Cat Facts Cause Context Confusion

Adding an Spurious Phrase Makes Models Fail 3x More Often

One of the ways contexts fail is context confusion, “when superfluous content in the context is used by the model to generate a low-quality response.” In the context fails post, we illustrated this by showing how too many tool descriptions can overwhelm the model, causing it to fail benchmarks it would normally ace.

But a much better example is making the rounds: CatAttack, an LLM attack that uses seemingly harmless phrases to confuse language models.

By adding unreleated information, reasoning models stumble.

Adding the unrelated red text above causes LLMs to answer incorrectly, up to 3 times more often. Further, adding these phrases caused each model to reason longer, causing DeepSeek R1 to generate >50% more tokens about 50% of the time.

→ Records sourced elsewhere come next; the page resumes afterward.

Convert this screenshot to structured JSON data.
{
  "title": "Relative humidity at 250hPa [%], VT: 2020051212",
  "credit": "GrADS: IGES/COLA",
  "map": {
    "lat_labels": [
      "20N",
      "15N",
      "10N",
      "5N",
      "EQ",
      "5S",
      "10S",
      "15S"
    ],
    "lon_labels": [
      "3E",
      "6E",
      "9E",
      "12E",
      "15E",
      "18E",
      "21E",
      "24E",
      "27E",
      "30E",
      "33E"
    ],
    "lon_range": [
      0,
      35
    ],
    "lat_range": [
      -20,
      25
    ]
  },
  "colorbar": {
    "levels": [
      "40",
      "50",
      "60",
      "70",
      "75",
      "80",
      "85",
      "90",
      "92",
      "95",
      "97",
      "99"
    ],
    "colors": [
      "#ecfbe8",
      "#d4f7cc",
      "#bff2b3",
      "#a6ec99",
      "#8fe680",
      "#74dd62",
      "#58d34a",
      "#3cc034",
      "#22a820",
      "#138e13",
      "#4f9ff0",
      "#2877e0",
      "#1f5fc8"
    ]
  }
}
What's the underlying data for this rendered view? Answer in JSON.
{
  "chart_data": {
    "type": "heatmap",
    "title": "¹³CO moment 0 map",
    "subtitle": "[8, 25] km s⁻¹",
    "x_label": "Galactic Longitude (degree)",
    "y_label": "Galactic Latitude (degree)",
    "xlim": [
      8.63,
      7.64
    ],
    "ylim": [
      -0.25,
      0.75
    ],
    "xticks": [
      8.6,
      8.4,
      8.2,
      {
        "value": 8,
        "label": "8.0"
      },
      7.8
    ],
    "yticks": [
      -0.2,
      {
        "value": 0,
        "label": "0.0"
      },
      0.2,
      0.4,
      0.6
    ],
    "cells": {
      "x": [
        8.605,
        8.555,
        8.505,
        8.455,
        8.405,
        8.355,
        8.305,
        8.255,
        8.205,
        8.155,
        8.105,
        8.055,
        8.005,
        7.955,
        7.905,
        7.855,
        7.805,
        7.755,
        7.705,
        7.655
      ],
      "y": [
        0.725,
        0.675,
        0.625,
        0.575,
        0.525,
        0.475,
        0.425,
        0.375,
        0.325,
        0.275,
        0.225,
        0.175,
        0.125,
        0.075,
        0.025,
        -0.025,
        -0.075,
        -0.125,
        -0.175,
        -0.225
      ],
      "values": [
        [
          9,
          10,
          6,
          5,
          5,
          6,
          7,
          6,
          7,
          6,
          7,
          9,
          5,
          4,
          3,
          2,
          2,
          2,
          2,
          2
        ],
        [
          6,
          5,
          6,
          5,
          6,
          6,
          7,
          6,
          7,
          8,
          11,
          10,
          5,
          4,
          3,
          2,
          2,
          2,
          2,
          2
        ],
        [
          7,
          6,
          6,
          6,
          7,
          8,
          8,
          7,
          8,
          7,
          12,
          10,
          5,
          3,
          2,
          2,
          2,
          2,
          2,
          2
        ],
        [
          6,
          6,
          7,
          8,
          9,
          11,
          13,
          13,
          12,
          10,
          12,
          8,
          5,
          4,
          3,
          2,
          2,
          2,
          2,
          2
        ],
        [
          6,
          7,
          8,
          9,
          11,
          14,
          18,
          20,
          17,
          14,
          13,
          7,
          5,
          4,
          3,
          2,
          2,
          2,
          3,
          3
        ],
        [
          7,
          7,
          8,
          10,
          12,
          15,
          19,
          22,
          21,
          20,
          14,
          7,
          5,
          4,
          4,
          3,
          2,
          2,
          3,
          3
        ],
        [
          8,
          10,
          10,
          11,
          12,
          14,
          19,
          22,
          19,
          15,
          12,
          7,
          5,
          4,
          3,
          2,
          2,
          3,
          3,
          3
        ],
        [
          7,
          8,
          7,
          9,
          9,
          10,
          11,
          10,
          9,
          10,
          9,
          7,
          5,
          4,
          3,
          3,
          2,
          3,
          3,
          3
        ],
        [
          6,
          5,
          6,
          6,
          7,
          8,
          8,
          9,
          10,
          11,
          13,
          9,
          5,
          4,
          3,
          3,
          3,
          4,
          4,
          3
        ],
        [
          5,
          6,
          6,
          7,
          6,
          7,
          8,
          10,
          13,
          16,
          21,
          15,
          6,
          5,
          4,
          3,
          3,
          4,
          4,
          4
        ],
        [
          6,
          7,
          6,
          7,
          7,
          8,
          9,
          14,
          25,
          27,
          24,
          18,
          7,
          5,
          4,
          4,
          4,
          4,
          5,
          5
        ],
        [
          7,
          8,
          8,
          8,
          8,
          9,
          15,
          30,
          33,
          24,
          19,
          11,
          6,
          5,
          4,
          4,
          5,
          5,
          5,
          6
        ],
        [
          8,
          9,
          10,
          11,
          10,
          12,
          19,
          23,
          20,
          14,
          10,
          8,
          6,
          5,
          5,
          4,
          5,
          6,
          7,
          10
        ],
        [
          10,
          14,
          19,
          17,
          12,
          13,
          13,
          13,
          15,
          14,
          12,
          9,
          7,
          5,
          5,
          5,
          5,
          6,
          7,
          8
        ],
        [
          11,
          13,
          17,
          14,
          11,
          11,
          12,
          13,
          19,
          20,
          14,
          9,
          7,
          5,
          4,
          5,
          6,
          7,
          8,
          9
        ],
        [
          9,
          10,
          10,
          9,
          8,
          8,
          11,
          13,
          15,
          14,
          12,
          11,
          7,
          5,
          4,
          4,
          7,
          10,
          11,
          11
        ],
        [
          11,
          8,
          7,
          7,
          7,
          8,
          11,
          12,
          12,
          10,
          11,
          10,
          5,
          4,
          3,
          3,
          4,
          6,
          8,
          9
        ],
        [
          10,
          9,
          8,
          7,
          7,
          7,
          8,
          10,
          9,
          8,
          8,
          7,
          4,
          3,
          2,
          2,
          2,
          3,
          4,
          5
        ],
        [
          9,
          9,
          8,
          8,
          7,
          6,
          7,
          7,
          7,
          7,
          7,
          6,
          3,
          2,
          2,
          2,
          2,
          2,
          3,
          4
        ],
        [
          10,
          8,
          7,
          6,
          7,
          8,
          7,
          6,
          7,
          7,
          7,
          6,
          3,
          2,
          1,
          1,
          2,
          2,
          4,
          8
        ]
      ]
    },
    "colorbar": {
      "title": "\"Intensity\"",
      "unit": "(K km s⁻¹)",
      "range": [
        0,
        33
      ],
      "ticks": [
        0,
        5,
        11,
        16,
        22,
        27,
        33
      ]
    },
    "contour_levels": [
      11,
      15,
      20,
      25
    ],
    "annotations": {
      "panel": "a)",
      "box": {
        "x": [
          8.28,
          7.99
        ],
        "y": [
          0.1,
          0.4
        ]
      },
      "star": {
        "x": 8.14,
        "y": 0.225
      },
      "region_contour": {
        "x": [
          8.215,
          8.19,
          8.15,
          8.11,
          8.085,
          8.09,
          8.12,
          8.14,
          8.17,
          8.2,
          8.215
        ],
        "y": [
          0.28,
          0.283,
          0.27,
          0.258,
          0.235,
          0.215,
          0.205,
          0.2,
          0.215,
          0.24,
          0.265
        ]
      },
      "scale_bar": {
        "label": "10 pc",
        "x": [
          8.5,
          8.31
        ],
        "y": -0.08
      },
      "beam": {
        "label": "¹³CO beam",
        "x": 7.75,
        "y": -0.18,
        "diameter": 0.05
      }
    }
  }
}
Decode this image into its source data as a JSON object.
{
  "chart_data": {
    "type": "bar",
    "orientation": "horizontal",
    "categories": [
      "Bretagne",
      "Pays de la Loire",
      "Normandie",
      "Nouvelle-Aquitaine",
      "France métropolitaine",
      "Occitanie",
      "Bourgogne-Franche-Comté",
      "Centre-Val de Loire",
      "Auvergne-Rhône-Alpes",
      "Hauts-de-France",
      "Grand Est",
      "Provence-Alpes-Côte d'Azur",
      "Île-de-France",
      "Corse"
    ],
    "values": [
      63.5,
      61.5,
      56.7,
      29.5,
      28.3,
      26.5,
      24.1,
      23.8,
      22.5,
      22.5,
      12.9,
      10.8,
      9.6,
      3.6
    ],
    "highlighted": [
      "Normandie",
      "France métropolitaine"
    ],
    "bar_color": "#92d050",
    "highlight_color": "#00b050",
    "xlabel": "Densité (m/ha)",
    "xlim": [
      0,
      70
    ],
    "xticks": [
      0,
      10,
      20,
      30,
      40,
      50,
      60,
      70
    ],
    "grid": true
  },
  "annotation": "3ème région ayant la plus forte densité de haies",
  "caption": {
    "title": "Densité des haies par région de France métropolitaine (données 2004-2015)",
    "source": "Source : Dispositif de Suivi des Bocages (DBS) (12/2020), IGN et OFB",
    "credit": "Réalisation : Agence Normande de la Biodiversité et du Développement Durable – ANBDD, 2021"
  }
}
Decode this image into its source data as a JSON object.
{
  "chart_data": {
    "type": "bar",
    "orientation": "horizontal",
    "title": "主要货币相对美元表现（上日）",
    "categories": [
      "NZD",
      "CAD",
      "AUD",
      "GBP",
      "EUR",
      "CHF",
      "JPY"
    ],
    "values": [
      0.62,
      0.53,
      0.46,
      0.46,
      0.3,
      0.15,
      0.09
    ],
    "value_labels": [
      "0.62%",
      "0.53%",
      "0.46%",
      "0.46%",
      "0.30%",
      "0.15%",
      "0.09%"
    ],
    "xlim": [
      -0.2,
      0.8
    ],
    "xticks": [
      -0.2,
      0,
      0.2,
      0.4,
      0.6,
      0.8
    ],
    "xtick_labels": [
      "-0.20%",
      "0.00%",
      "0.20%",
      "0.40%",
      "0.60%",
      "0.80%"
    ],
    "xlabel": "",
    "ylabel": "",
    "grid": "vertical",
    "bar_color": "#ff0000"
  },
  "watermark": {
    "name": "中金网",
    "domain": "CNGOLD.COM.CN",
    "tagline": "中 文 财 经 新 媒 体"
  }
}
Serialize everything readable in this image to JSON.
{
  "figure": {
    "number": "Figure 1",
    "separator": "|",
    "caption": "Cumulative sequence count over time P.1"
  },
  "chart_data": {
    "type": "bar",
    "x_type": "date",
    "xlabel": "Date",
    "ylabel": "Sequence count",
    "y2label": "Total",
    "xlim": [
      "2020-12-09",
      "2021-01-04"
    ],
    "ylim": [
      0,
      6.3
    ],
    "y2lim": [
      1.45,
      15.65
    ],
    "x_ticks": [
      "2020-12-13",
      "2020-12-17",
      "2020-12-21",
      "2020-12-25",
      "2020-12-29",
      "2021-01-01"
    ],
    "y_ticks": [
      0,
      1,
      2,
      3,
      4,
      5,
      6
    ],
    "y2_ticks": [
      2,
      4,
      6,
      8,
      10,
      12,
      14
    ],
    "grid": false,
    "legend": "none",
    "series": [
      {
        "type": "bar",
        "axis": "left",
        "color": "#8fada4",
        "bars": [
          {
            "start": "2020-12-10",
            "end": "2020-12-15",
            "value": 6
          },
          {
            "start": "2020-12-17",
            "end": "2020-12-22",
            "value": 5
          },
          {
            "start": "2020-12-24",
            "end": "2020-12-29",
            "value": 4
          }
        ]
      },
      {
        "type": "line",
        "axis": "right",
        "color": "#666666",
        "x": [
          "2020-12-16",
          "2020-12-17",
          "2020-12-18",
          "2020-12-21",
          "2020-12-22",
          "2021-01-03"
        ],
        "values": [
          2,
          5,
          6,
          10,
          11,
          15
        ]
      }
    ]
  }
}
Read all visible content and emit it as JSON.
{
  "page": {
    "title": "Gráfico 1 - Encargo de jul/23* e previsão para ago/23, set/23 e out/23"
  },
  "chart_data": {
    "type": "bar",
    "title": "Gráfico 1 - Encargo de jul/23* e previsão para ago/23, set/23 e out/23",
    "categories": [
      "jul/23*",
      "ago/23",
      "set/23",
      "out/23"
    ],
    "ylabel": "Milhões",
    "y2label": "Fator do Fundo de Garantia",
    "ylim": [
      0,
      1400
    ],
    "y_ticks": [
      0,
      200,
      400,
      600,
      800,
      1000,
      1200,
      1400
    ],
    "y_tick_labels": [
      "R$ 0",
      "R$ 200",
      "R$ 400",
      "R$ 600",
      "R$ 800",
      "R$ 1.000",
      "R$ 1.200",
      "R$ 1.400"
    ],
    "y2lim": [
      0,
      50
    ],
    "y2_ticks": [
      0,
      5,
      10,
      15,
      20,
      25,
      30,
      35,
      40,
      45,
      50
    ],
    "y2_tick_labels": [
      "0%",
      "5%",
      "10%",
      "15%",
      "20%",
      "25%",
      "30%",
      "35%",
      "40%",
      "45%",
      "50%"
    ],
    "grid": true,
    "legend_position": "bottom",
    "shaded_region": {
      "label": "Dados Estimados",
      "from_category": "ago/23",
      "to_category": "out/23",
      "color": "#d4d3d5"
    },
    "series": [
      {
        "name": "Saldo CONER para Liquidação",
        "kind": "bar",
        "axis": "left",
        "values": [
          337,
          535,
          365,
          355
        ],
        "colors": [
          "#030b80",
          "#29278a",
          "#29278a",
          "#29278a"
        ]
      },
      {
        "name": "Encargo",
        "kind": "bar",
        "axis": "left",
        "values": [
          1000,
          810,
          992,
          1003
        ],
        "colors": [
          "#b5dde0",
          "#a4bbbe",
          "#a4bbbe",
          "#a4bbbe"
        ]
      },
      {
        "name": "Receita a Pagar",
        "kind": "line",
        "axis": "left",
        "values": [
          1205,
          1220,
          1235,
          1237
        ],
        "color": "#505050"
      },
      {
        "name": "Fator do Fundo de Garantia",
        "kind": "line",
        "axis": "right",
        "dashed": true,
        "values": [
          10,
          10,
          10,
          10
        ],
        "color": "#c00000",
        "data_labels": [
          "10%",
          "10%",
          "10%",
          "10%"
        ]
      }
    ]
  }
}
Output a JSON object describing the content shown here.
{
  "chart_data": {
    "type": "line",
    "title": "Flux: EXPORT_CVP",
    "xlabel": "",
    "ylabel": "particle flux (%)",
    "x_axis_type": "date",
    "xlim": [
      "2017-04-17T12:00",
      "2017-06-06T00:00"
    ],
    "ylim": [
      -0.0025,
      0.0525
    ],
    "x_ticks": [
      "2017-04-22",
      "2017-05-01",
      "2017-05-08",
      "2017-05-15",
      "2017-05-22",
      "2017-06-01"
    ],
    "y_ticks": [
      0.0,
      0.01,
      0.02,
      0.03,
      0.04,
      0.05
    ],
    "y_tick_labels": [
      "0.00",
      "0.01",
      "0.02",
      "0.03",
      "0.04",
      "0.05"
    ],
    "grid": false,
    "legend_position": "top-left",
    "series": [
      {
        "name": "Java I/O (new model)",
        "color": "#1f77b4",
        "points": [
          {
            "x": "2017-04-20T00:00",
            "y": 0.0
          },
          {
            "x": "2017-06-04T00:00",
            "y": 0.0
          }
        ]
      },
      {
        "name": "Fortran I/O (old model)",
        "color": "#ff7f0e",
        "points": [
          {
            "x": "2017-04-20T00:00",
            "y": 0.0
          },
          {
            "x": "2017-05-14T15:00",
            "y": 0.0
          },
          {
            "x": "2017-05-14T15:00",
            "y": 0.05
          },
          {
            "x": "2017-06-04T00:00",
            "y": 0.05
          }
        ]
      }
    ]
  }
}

But these phrases weren’t randomly chosen: they were generated specifically to be confusing to LLMs. Using a smaller, non-reasoning model (DeepSeek V3, for budget and speed reasons), the team modified eval questions, like so:

They asked an LLM to add misleading elements to questions, then verified the edited questions remained semantically identical to the originals.
They would then ask the LLM to evaluate the original and the modified question and compare the results.
If semantically identical questions yield different results, they collect the modifications (phrases like, “Interesting fact: cats sleep for most of their lives.”) for attacking larger LLMs.

This process yielded 574 prompts which were able to fool their training model. They then tested these modifications against a larger reasoning model, DeepSeek R1, finding 114 of their modifications successfully confounded it.

While the CatAttack dataset was built to demonstrate a way to attack LLMs, reading through their modifications illustrates how seemingly innocuous phrases can confuse models. The most successful modification was adding, “Could the answer possibly be around 175?” It’s both easy to see how this could confuse the model and understand how user input could end up adding a phrase like this to your context.